Benedicto 16 evoca la pedagogía griega para traducir las dimensiones del amor: el eros, la atracción arrebatadora que subyuga la razón; la filia, el amor entre amigos; y el ágape, el cuidado del otro, el sacrifico de sí, la apertura a lo trascendente. Este último plenifica el amor e instaura, no la inmersión en la embriaguez de la felicidad, sino el bien del amado. Sí, el amor es éxtasis_; éxtasis, no en el sentido de un instante de embriaguez, sino como camino, como éxodo permanente del yo cerrado en sí mismo para su liberación en el don de sí y, precisamente de esta forma, para el reencuentro de sí mismo, pero más aún para el descubrimiento de Dios.
Benedicto 16 podría incluir una cuarta dimensión, la más envilecedora: porno, el placer de uno mismo como resultado de la degradación del otro.
El pontífice rechaza la antinomia entre eros y ágape. Si se quisiera llevar al extremo esta antítesis, la esencia del cristianismo terminaría desarticulada de las relaciones básicas y vitales de la existencia humana y constituiría un mundo independiente, considerado quizás admirable, pero decididamente separado del conjunto de la existencia humana. Y enfatiza: en el fondo, el amor_ es una única realidad, aunque con distintas dimensiones; en cada caso, puede que destaque más una u otra dimensión. Pero cuando ambas dimensiones se separan completamente una de otra surge una caricatura o, en todo caso, una forma reductiva del amor.

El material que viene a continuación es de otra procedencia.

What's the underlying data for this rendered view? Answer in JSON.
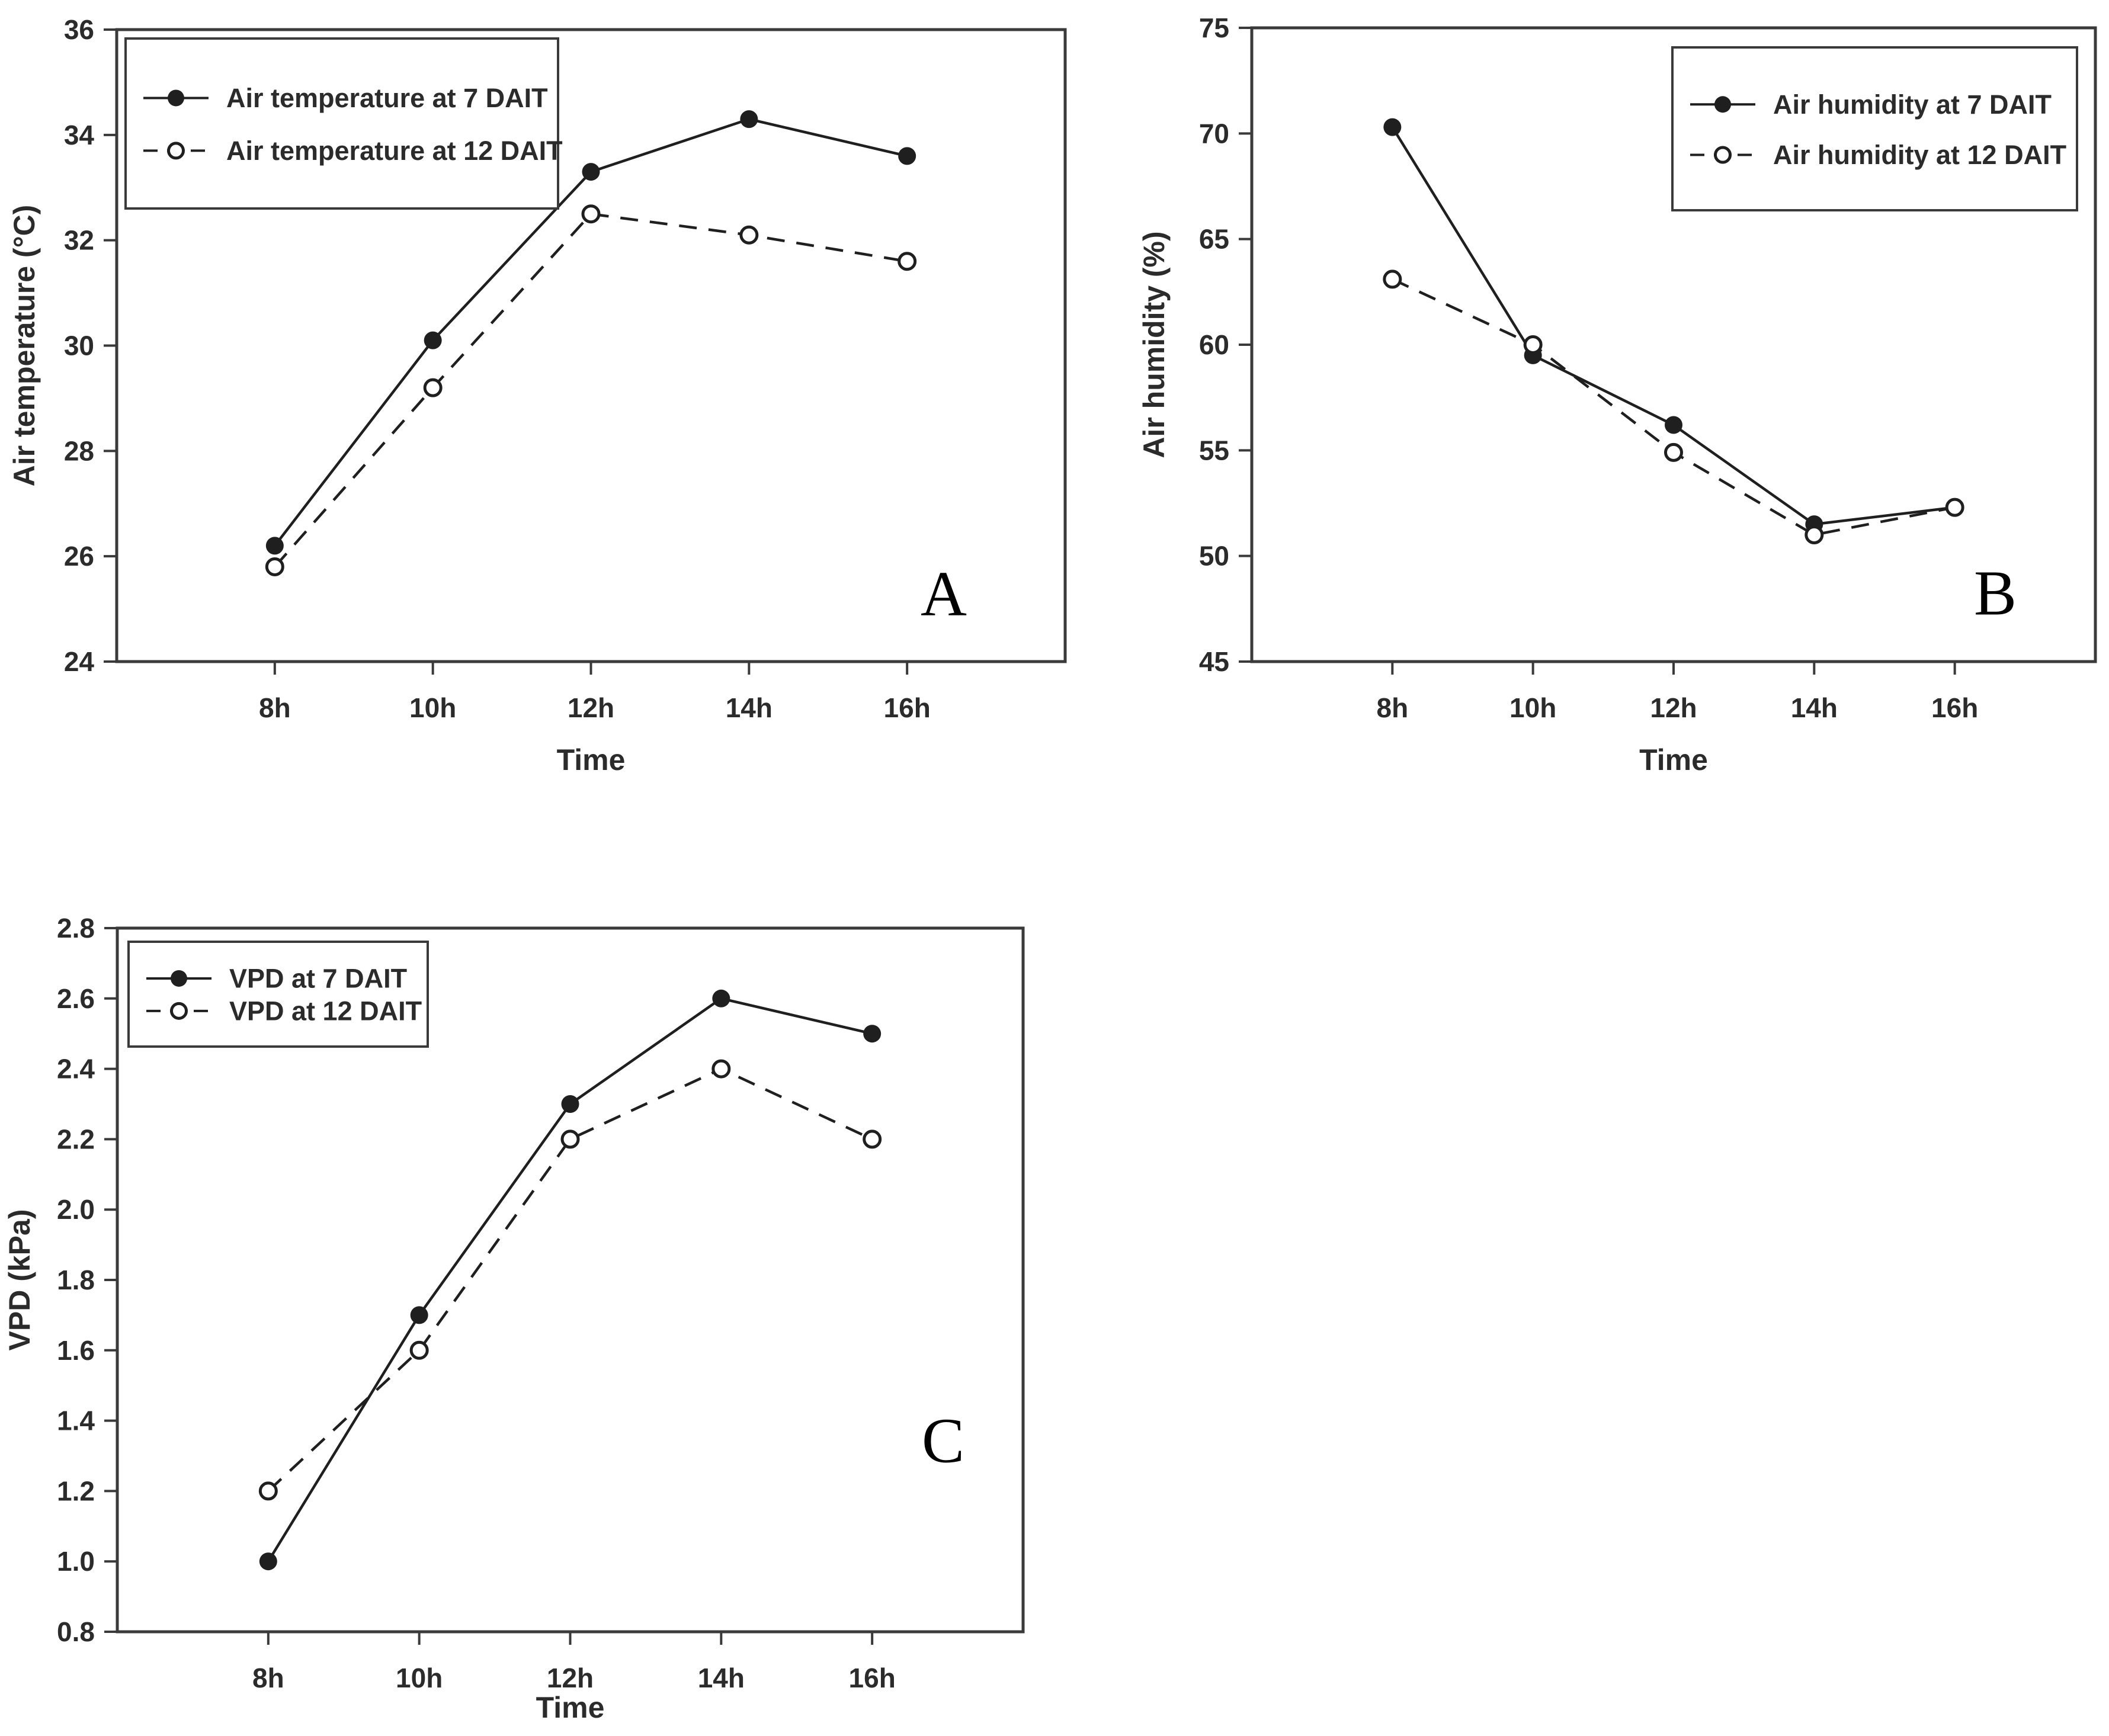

La encíclica subraya esta dimensión tan acentuada por la teología de la liberación: Jesús se identifica con los necesitados: hambrientos, sedientos, forasteros, desnudos, enfermos, encarcelados. Siempre que hicieran eso a uno de estos mis hermanos pequeños, a mí mismo me lo hacen_ (Mateo 25,40). El amor a Dios y el amor al prójimo se funden en un todo: en el más pequeñito encontramos al mismo Jesús y, en Jesús, encontramos a Dios.

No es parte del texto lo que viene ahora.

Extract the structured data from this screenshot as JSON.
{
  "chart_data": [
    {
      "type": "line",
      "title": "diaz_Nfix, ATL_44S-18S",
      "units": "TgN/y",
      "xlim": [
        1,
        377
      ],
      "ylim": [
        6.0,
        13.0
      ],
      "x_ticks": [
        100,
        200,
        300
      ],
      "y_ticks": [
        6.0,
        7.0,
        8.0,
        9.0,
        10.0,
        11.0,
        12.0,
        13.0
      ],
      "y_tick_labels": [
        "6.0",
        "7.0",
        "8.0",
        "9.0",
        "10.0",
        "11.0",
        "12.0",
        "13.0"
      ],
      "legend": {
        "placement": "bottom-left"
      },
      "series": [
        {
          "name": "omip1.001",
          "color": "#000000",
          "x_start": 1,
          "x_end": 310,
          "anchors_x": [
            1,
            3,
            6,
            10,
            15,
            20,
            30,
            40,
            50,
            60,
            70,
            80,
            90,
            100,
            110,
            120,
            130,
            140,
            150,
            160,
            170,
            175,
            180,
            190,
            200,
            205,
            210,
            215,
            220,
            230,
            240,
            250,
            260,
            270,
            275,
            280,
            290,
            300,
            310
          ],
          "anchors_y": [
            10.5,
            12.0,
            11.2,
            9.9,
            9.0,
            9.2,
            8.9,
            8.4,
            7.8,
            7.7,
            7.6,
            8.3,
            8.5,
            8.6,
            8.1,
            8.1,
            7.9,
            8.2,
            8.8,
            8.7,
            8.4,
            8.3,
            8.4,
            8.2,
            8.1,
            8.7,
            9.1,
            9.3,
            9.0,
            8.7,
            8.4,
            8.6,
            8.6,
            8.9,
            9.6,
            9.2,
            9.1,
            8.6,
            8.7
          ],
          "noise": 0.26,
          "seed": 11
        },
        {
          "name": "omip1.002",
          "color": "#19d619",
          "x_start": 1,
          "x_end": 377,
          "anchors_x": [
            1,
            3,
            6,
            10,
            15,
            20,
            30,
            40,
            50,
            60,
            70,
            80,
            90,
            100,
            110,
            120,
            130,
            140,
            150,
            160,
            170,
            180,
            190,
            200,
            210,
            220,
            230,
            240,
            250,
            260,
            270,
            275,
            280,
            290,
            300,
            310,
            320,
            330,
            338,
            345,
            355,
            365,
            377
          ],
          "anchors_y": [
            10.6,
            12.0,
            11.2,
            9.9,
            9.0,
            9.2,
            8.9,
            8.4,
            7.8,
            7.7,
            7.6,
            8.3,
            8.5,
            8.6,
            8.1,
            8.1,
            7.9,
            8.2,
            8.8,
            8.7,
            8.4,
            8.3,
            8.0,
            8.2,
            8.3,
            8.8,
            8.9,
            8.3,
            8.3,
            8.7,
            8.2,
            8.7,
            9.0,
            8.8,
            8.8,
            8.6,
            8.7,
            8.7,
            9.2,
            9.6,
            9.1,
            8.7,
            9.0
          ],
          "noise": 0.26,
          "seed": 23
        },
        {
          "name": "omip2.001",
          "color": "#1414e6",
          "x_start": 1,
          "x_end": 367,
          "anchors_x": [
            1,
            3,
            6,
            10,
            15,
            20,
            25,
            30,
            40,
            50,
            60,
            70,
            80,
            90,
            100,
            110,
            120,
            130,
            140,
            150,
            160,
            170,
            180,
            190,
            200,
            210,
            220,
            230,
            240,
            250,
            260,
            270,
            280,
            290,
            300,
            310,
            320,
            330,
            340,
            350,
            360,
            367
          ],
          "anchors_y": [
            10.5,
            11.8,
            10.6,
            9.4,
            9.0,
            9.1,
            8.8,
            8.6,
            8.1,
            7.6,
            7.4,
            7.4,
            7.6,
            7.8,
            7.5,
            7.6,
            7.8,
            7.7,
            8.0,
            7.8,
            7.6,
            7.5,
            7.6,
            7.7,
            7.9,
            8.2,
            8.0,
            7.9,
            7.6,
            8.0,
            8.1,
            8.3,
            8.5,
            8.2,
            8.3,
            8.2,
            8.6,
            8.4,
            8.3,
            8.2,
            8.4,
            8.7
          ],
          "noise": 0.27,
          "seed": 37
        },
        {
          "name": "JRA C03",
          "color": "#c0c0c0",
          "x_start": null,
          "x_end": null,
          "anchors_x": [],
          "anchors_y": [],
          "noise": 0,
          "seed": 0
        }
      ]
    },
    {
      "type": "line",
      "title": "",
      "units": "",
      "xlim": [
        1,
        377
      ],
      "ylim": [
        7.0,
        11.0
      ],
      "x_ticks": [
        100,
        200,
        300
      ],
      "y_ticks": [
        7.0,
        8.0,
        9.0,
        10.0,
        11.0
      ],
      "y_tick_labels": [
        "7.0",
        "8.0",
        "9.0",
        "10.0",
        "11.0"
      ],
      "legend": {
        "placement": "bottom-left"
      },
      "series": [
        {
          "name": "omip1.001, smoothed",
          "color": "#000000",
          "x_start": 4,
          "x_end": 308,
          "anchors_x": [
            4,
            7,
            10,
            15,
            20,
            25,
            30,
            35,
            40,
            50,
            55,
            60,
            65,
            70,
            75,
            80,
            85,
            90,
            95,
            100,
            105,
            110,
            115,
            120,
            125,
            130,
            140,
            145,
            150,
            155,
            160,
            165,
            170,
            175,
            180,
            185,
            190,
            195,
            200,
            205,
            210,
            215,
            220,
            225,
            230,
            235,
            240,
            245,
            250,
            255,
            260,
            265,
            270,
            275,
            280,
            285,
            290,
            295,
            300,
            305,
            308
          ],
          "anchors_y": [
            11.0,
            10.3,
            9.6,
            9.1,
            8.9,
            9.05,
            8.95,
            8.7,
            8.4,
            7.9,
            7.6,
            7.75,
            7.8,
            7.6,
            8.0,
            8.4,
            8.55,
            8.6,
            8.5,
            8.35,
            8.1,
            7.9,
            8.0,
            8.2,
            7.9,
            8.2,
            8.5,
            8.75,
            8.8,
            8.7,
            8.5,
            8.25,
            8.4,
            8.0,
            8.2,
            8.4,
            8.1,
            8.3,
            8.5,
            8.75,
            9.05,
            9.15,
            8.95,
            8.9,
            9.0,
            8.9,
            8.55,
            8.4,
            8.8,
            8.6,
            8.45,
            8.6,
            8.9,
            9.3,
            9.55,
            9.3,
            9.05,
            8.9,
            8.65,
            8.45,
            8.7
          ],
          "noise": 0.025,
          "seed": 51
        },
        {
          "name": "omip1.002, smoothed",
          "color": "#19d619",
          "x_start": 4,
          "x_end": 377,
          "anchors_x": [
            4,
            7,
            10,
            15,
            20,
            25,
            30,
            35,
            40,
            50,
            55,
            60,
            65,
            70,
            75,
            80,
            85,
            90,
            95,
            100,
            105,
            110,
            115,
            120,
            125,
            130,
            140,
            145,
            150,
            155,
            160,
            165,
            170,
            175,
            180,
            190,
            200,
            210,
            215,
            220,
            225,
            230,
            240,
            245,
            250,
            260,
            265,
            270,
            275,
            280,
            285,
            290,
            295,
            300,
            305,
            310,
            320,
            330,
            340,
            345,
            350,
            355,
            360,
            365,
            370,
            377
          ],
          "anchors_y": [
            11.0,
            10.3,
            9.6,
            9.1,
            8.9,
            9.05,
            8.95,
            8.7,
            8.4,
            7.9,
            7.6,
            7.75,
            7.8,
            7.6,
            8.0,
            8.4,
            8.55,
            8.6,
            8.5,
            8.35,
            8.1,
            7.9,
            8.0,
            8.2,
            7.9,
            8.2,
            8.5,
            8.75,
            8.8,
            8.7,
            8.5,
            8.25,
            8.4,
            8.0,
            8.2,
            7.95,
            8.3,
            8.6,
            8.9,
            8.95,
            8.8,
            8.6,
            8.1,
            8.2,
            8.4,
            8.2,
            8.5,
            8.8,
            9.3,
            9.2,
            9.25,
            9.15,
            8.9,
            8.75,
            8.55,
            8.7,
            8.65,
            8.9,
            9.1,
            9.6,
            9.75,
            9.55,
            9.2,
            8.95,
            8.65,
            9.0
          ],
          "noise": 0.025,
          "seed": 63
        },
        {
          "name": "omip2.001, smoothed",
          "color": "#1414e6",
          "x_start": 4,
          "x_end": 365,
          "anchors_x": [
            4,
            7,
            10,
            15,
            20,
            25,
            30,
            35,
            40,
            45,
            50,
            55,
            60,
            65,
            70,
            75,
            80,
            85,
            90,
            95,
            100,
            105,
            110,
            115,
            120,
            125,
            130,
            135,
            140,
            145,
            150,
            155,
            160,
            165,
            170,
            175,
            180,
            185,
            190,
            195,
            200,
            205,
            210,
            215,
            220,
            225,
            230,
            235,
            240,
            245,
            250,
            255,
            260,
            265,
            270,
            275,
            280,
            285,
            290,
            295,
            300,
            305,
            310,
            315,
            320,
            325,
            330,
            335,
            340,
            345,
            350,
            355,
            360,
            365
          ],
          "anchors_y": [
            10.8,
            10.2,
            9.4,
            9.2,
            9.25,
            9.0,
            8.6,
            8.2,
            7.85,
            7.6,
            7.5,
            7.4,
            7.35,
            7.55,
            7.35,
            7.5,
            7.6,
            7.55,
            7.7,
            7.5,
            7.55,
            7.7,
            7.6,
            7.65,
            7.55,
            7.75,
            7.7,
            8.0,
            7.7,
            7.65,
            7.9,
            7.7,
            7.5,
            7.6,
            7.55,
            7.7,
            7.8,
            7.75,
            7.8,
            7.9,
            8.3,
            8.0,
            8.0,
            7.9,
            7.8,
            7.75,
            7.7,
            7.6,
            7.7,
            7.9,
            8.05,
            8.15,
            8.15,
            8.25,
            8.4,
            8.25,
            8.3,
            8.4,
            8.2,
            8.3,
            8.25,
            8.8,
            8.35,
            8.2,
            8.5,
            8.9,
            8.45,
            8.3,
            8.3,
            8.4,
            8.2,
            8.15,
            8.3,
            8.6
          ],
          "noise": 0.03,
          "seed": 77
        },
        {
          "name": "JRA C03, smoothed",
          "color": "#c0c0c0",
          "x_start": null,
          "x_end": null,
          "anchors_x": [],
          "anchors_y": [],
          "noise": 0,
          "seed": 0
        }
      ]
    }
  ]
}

En una definición primorosa el Papa afirma que la naturaleza íntima de la Iglesia se expresa en un triple deber: anuncio de la Palabra de Dios (kerigma-martyria), celebración de los sacramentos (leiturgia), servicio de la caridad (diakonia). Pues la Iglesia es la familia de Dios en el mundo. En esta familia no debe haber nadie que sufra por falta de lo necesario.

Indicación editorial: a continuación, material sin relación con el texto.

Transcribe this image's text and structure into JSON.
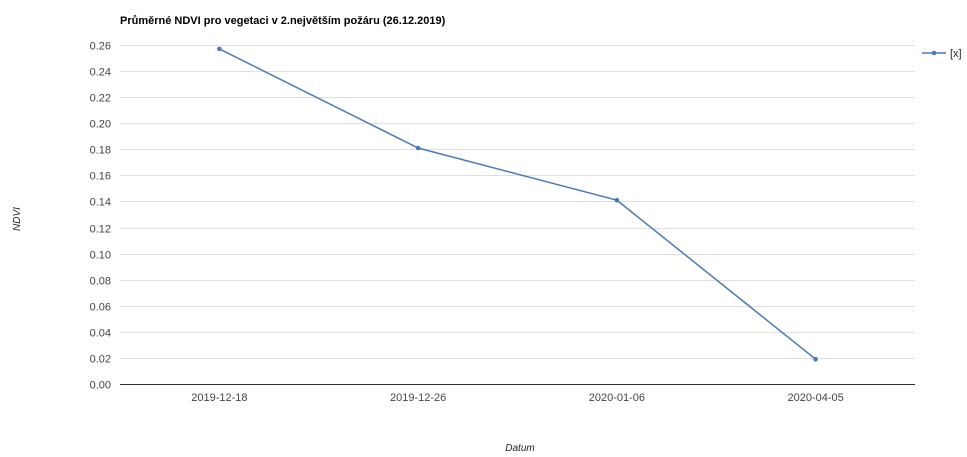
{
  "chart_data": {
    "type": "line",
    "title": "Průměrné NDVI pro vegetaci v 2.největším požáru (26.12.2019)",
    "xlabel": "Datum",
    "ylabel": "NDVI",
    "categories": [
      "2019-12-18",
      "2019-12-26",
      "2020-01-06",
      "2020-04-05"
    ],
    "series": [
      {
        "name": "[x]",
        "values": [
          0.257,
          0.181,
          0.141,
          0.019
        ],
        "color": "#4a78b9"
      }
    ],
    "ylim": [
      0,
      0.26
    ],
    "yticks": [
      0,
      0.02,
      0.04,
      0.06,
      0.08,
      0.1,
      0.12,
      0.14,
      0.16,
      0.18,
      0.2,
      0.22,
      0.24,
      0.26
    ],
    "ytick_labels": [
      "0.00",
      "0.02",
      "0.04",
      "0.06",
      "0.08",
      "0.10",
      "0.12",
      "0.14",
      "0.16",
      "0.18",
      "0.20",
      "0.22",
      "0.24",
      "0.26"
    ],
    "grid": true,
    "legend_position": "top-right"
  }
}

La Iglesia no puede pretender confesionalizar el mundo de la política, ni éste puede querer reducir la religión al ámbito de la sacristía: La Iglesia no puede ni debe tomar en sus propias manos la batalla política para realizar la sociedad más justa posible. No puede ni debe colocarse en el lugar del Estado. Pero tampoco puede ni debe quedarse al margen de la lucha por la justicia. Ni se haga del ejercicio de la caridad una táctica de proselitismo: Quien realiza la caridad en nombre de la Iglesia procurará no imponer nunca a los demás la fe de la Iglesia. Sabe que el amor, en su pureza y gratuidad, es el mejor testimonio del Dios en quien creemos y por el cual somos impulsados a amar.